Au loin lui apparaissait une ombre menaçante. C'était une vague forme, haute et imposante, le narguant presque. Lui peinait à l'atteindre, rassemblant à chaque pas ce qu'il lui restait de volonté pour continuer. C'était à chaque fois l'effort d'une vie ; il s'étonna de n'être pas mort. Et il continuait toujours, lentement et inexorablement, vers la silhouette qui se dressait devant lui, qu'il espérait de tout son coeur vaincre. Et la montagne continuait à l'observer d'un oeil amusé - comme si elle avait eu un oeil - tandis qu'il progressait misérablement. Tout se jouait là.
Tout avait commencé il y avait de nombreuses années maintenant, alors qu'il n'était qu'un tout jeune homme à courir les chemins. Au début, ç'avait simplement été un pari stupide comme on en fait souvent à cet âge, un pari entre amis où toute une réputation se joue. Vous savez, au premier abord, cela paraît peu de chose, mais au fond la victoire comme la défaite comptent beaucoup, cela permet d'acquérir un certain respect auprès de ses camarades, un peu comme celui dû à l'aîné. Certains collectionnaient ces petites médailles de bois taillés, symbole de leur surpassement. C'était une façon de construire sa route vers l'âge adulte, et cela plaisait aux petits comme aux grands.

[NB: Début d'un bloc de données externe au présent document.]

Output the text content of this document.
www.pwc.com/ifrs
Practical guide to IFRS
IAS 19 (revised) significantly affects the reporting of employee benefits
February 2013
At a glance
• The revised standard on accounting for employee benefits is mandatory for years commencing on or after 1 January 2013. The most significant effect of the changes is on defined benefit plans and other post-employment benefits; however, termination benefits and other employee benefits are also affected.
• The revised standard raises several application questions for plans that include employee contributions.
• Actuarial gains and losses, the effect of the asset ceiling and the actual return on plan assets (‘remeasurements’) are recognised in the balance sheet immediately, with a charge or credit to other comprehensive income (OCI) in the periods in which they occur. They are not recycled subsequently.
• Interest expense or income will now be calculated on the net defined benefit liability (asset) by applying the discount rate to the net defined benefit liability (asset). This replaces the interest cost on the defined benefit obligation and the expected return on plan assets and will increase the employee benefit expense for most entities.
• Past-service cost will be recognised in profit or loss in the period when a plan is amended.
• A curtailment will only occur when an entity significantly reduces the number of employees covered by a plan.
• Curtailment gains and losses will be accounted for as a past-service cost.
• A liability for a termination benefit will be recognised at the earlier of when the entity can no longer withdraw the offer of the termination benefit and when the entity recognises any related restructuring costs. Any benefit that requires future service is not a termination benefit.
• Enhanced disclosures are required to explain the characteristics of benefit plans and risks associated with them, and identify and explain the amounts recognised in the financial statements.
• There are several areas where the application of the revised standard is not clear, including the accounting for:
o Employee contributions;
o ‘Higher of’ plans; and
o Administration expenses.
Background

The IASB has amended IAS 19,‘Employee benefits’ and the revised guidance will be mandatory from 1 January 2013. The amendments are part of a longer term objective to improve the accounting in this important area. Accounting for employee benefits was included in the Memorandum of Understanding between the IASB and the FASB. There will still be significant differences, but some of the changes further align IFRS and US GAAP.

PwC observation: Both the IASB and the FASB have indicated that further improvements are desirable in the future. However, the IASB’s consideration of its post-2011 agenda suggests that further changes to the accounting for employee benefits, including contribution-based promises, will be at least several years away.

Pour lui, ç'avait été la journée du rêve. Un matin comme chaque jour, il s'était éveillé avec dans son esprit un peu de brume, et en réfléchissant bien il avait trouvé ce que c'était : la vision d'une très haute montagne, belle, splendide et inaccessible, qui rayonnait et crachait d'immenses coulées rouges. Il n'avait pu s'empêcher d'en parler à ses amis et le pari était tombé. Au premier qui la trouverait.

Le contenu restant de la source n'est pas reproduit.